There are times, of course, when very different conditions prevail. An unexpected rise in the bank rate in London, the announcement of a big loan or any one of many different happenings, are apt to cause a reduction in the exchange market and a bewildering movement of rates up and down. At such times a rise or fall of fifty points in sterling within half an hour is not at all out of the ordinary, while in times of panic, or when great crises impend, the fluctuations will be three or four times as great. During the latter part of October, 1907, and in November, the exchange market fluctuated with greater violence than, perhaps, at any other time since the gold standard was firmly established. Thrown completely out of gear by the premium of 3-1/2 per cent. a day for currency during the panic time, the exchange markets for some time would rise and fall several cents in the pound on the same day. Completely baffled by this erratic movement, many bankers temporarily withdrew entirely from the market.

As to the relative importance of the different kinds of exchange, sterling, of course, occupies the most prominent position. What proportion of the total of exchange dealt in in the New York market consists of sterling it is impossible to determine, but that it is as great as the volume of all the other kinds of exchange put together can safely be said. Many big dealers, indeed, make a specialty of sterling, and if they handle any other bills at all, do so only on a very small scale. As to whether francs or marks come next in volume, there is a difference of opinion. With Germany our direct financial transactions are probably considerably larger than with France, but the position of Paris as a banking centre makes the French capital figure prominently in many operations where the French market is not directly concerned. Despite the fact that sterling easily predominates, the volume of franc and mark bills, too, is enormous. Drafts on Paris for from three to five million francs and on Berlin for as many marks are not at all infrequently traded in in the exchange market, and at times bills for very much larger amounts have been drawn and offered for sale.

Bills drawn in other kinds of currency—‌guilders on Holland, for instance, form an important part of the foreign exchange dealt in in a market like New York, but are subservient in their rate fluctuations to the movement of sterling, marks, and francs. The latter are, indeed, the three great classes of exchange, and are the basis of at least nine-tenths of all foreign exchange operations.

In the following chapter will be taken up the various forms of activity of the foreign exchange department. No attempt is made to state out of which kind of business bankers make most money, but before looking into the more detailed description of how exchange business is conducted, it may be well to fix in mind the fact that it is out of the "straight" forms of foreign exchange business that the most profit is made. Highly complicated operations are indulged in by some managers with more theoretical than practical sense, and money is at times made out of them, but on the whole the real money is made out of the kinds of business about to be described.
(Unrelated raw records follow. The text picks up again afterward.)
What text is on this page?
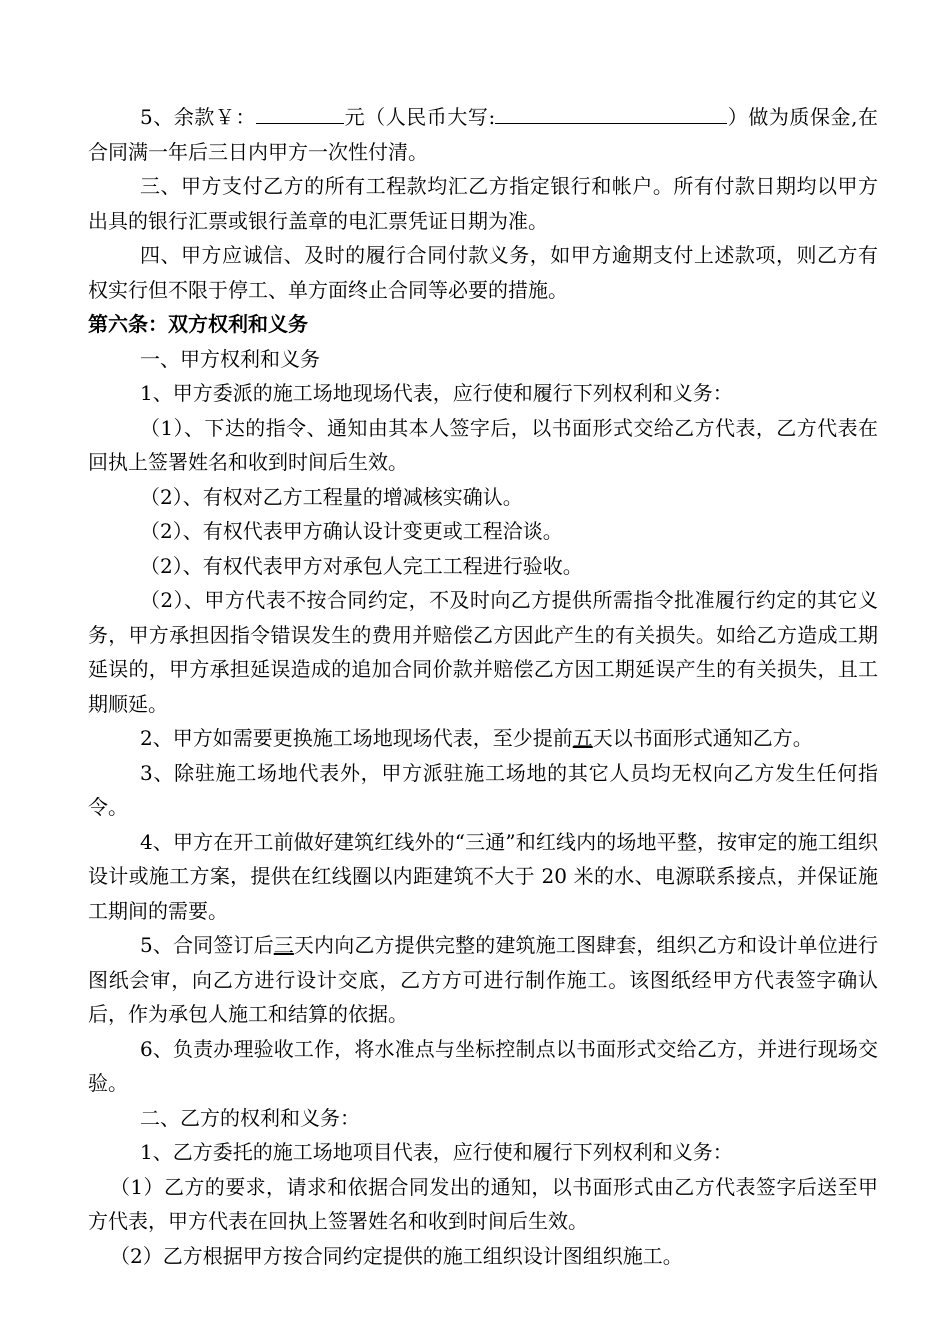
5、余款￥：	元（人民币大写:	）做为质保金,在合同满一年后三日内甲方一次性付清。

三、甲方支付乙方的所有工程款均汇乙方指定银行和帐户。所有付款日期均以甲方出具的银行汇票或银行盖章的电汇票凭证日期为准。

四、甲方应诚信、及时的履行合同付款义务，如甲方逾期支付上述款项，则乙方有权实行但不限于停工、单方面终止合同等必要的措施。

第六条：双方权利和义务

一、甲方权利和义务

1、甲方委派的施工场地现场代表，应行使和履行下列权利和义务：

（1）、下达的指令、通知由其本人签字后，以书面形式交给乙方代表，乙方代表在回执上签署姓名和收到时间后生效。

（2）、有权对乙方工程量的增减核实确认。

（2）、有权代表甲方确认设计变更或工程洽谈。

（2）、有权代表甲方对承包人完工工程进行验收。

（2）、甲方代表不按合同约定，不及时向乙方提供所需指令批准履行约定的其它义务，甲方承担因指令错误发生的费用并赔偿乙方因此产生的有关损失。如给乙方造成工期延误的，甲方承担延误造成的追加合同价款并赔偿乙方因工期延误产生的有关损失，且工期顺延。

2、甲方如需要更换施工场地现场代表，至少提前五天以书面形式通知乙方。

3、除驻施工场地代表外，甲方派驻施工场地的其它人员均无权向乙方发生任何指令。

4、甲方在开工前做好建筑红线外的“三通”和红线内的场地平整，按审定的施工组织设计或施工方案，提供在红线圈以内距建筑不大于 20 米的水、电源联系接点，并保证施工期间的需要。

5、合同签订后三天内向乙方提供完整的建筑施工图肆套，组织乙方和设计单位进行图纸会审，向乙方进行设计交底，乙方方可进行制作施工。该图纸经甲方代表签字确认后，作为承包人施工和结算的依据。

6、负责办理验收工作，将水准点与坐标控制点以书面形式交给乙方，并进行现场交验。

二、乙方的权利和义务：

1、乙方委托的施工场地项目代表，应行使和履行下列权利和义务：

（1）乙方的要求，请求和依据合同发出的通知，以书面形式由乙方代表签字后送至甲方代表，甲方代表在回执上签署姓名和收到时间后生效。

（2）乙方根据甲方按合同约定提供的施工组织设计图组织施工。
To the author's certain knowledge, the exchange business of one of the largest houses in New York was for years thus limited to what might be called "straight" operations. While the profits might at times have been materially increased by the introduction of a little more of a speculative element into the business, the house made money on a large scale and avoided the losses inevitable where business is conducted along speculative lines.